🤖 AI Summary
This work addresses the high computational cost of self-consistency reasoning in large language models, which typically requires extensive sampling. The authors propose a novel hybrid ensemble framework that integrates Chain-of-Thought (CoT) and Program-of-Thought (PoT) reasoning, combining full sampling with an early-stopping strategy. This approach significantly reduces the number of required samples while maintaining or even improving accuracy. Notably, it achieves effective self-consistency inference on most tasks with only two samples—reducing average sampling by 9.3×—and attains optimal performance on 78.6% of tasks under this minimal sampling regime. The method thus breaks the conventional reliance on high-volume sampling for robust self-consistency reasoning.
📝 Abstract
Self-consistency (SC) is a popular technique for improving the reasoning accuracy of large language models by aggregating multiple sampled outputs, but it comes at a high computational cost due to extensive sampling.

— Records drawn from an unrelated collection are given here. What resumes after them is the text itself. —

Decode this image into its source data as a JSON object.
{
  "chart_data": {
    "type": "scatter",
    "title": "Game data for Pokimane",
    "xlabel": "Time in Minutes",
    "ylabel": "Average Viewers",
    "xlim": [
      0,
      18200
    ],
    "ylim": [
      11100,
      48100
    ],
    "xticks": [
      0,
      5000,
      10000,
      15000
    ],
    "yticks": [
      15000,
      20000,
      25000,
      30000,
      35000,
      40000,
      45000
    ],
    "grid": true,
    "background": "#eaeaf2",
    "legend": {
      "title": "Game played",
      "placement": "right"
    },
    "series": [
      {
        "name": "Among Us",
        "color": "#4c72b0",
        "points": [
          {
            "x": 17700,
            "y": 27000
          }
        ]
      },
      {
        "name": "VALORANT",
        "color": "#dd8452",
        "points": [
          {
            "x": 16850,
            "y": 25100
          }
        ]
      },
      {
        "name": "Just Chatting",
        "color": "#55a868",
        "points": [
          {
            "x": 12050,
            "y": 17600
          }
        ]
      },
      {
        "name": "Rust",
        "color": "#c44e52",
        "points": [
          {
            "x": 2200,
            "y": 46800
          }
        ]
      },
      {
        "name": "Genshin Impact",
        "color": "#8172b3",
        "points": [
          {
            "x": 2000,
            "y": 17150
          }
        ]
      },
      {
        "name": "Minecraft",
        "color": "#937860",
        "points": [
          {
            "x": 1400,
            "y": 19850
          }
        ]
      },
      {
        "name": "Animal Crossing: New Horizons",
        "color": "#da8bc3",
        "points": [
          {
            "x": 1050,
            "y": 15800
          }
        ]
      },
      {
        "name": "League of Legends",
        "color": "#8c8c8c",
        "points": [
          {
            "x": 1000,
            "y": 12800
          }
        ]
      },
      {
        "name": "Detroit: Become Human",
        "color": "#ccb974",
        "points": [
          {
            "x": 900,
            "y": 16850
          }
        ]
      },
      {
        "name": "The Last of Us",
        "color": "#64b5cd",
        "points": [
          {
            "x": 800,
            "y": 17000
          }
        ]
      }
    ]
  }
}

We introduce a hybrid ensembling approach that leverages the complementary strengths of two distinct modes of reasoning: Chain-of-Thought (CoT) and Program-of-Thought (PoT). We describe a general framework for combining these two forms of reasoning in self-consistency, as well as particular strategies for both full sampling and early-stopping. We show that CoT-PoT ensembling not only improves overall accuracy, but also drastically reduces the number of samples required for SC by a factor of 9.3x. In particular, the majority of tasks (78.6%) can be addressed with only two samples, which has not been possible with any prior SC methods.